In July 2004, a minor facelift freshened up the exterior, while power grew to 170hp and the 0-62mph fell to 7.0 seconds. This was also accompanied by a small increase in torque from 155lb ft to 162lb ft at 4,000rpm.
Alongside the Cooper S, Mini offered an officially approved John Cooper Works kit, which many owners took up. Unlike the earlier JCW kit for the non-supercharged 1.6-litre petrol engine that realised only a 12hp improvement in power, the S upgrades increased power to 200hp. From 2005, this jumped to 210PS, while at the same time a new JCW Sound Kit provided a cat-back exhaust and new air filter to offer more crackle from the tail pipe and an additional 3hp.

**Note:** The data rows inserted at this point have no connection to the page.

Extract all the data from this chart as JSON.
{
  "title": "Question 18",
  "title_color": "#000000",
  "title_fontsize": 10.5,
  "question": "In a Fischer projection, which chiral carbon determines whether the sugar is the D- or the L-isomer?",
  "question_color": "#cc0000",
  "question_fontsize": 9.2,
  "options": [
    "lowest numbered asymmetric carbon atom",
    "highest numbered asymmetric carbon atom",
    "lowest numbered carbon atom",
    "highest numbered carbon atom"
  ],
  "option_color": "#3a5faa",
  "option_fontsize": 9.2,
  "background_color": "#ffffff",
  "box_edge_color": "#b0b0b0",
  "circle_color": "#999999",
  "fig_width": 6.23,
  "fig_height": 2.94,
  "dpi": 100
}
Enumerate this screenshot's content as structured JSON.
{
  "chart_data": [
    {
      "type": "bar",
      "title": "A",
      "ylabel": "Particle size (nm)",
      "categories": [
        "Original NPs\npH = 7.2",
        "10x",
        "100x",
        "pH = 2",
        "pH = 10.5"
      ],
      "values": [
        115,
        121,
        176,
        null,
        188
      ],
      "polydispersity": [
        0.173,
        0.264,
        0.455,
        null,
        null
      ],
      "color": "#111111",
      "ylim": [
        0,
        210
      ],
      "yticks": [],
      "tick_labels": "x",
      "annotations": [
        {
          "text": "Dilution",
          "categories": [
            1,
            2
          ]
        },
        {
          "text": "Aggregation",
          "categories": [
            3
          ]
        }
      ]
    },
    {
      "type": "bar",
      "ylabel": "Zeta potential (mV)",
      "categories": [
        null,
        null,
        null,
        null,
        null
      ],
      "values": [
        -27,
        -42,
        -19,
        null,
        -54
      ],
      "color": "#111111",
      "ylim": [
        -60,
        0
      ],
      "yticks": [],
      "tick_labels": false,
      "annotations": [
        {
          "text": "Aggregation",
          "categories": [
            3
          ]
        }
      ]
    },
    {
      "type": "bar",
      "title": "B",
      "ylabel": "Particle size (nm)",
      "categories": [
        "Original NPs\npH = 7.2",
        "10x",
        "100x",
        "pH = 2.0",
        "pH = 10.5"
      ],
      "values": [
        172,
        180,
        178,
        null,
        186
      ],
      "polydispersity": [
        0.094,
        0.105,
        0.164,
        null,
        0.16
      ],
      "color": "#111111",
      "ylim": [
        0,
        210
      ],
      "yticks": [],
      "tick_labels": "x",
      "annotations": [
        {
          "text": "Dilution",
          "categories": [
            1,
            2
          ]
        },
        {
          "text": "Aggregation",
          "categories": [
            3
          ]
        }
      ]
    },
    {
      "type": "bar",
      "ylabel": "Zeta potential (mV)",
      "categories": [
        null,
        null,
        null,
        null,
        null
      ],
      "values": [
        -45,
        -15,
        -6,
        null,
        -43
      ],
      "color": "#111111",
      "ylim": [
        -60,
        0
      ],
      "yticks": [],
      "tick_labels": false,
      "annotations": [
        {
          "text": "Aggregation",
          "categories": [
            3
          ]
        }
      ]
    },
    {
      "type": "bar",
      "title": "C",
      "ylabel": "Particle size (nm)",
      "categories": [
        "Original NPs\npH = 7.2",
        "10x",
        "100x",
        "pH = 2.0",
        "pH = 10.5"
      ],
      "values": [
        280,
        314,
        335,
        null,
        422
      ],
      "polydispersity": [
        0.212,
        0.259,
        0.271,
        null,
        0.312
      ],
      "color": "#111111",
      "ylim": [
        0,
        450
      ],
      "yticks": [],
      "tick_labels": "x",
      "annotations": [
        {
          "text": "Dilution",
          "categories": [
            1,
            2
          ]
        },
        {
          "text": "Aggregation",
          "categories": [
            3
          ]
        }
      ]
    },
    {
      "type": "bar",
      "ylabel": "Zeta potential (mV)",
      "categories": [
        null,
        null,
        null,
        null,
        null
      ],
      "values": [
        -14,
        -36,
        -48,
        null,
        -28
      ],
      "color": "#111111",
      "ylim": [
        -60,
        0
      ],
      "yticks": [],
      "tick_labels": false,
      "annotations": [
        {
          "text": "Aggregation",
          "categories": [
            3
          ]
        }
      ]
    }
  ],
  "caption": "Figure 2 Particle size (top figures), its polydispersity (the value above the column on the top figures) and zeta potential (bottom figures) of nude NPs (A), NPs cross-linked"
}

Works GP. Only 450 were sold in the UK from 2006, all with unique paint, rear spoiler and alloy wheels, a cabin devoid of rear seats and a rear strut brace in their place. Power was upped to 218hp to cover 0-62mph in 6.5 seconds and hit 149mph, while the £22,000 price tag proved no barrier to rapid sales.
Production of all R53 generation Minis ceased in 2007, which means the car is now a popular choice among used hot hatch buyers. With prices from around £2,500 for a high miles early car all the way through to as much as £15,000 for the collectible Works GP, there's a Cooper S to suit every budget.
Since we bought the Mini Cooper S last September, it has been great with no work needed! My wife absolutely loves the car and even cleans it religiously every weekend. It is both fun to drive and good to look at, I think it's one of those rare 'classless' cars - by that I mean that you cannot assume anything about the driver of the car in a way that, perhaps we do with others.